At Chidyamanga Camp, which is one of the flood survivors’ camps where part of the K48 million bounty is being disbursed, there were six more people who claimed to have been banana farmers, only to be let down by BBTV.
“I used to be a prosperous man, one who could provide for the family. However, natural disasters, including Tropical Storm Ana and Banana Bunchy Top disease, have rendered me helpless.
“If the government starts implementing the old pension programme it promised, I think I will be able to stand on my feet because I understand that the elderly will be provided with monetary allocation between K15, 000 and above,” 71-year-old Patrick Khomba said.
The Malawi Network of Older Persons’ Organisationsn Executive Director Andrew Kavala concurred with Khomba.
“The elderly get more affected during natural disasters than the youth and they deserve better.

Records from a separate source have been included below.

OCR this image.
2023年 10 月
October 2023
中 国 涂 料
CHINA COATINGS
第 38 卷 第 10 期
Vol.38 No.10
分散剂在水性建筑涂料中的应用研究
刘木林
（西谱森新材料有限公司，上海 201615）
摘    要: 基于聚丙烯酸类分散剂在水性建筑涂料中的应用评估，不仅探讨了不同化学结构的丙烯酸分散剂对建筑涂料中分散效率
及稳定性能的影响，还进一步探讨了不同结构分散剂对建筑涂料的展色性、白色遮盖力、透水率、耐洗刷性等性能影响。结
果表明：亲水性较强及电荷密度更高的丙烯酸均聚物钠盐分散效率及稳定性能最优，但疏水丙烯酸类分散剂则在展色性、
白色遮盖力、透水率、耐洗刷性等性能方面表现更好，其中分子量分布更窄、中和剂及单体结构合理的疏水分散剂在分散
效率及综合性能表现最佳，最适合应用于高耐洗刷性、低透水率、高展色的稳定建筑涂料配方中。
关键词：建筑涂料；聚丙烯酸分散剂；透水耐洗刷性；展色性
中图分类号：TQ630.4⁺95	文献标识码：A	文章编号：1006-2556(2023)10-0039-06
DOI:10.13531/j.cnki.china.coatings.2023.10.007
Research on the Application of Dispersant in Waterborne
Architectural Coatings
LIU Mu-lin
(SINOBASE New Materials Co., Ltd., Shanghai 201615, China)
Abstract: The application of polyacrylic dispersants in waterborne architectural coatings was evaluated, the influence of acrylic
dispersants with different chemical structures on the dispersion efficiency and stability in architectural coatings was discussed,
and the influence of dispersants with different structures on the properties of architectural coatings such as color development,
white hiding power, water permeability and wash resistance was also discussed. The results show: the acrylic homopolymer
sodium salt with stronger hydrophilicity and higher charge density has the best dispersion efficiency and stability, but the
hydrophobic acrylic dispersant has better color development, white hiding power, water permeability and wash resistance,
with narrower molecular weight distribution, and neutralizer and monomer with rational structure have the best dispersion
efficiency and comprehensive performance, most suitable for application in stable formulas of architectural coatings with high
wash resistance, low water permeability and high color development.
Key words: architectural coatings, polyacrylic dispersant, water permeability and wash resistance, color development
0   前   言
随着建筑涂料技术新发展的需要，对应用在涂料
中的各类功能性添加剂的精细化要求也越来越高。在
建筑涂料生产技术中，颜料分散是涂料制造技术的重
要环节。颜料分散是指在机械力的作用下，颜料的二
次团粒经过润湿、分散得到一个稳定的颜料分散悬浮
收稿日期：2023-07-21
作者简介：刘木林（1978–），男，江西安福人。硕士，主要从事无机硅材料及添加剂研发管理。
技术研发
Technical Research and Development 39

Disease infestation and natural disasters are rendering the elderly desperate and the government must do its best to ensure that their lives are uplifted,” he said.
According to Ministry of Agriculture spokesperson Grecium Lungu, the ministry has been working with farmers who were affected by Banana Bunchy Top disease with the hope that they will come back to their feet.
He said this includes encouraging them to uproot affected crops, practice crop rotation, among other things.
On her part, Social Welfare Minister Patricia Kaliati said they have been reaching out to vulnerable groups in the society through a number of initiatives, including social cash transfers.
“We, as the government, are committed to ensuring that vulnerable people become self reliant and contribute to national development efforts,” she said.
This is happening at a time poverty levels are increasing in Malawi.
According to the 2021 Malawi National Human Development Report released on Wednesday, over half of Malawi’s population is poor— which is not new because, in 2021, the National Statistical Office indicated that poverty levels in the country were as high as 50.7 percent.
United Nations Development Programme Resident Representative to Malawi, Shigeki Komatsubara, indicated on Wednesday that the study shows that Malawi has been improving but remains in the middle between the worst performing and top performing countries.
Improving Malawi’s prospects further may mean taking small steps such as reaching out to victims of crop infestation and natural disasters.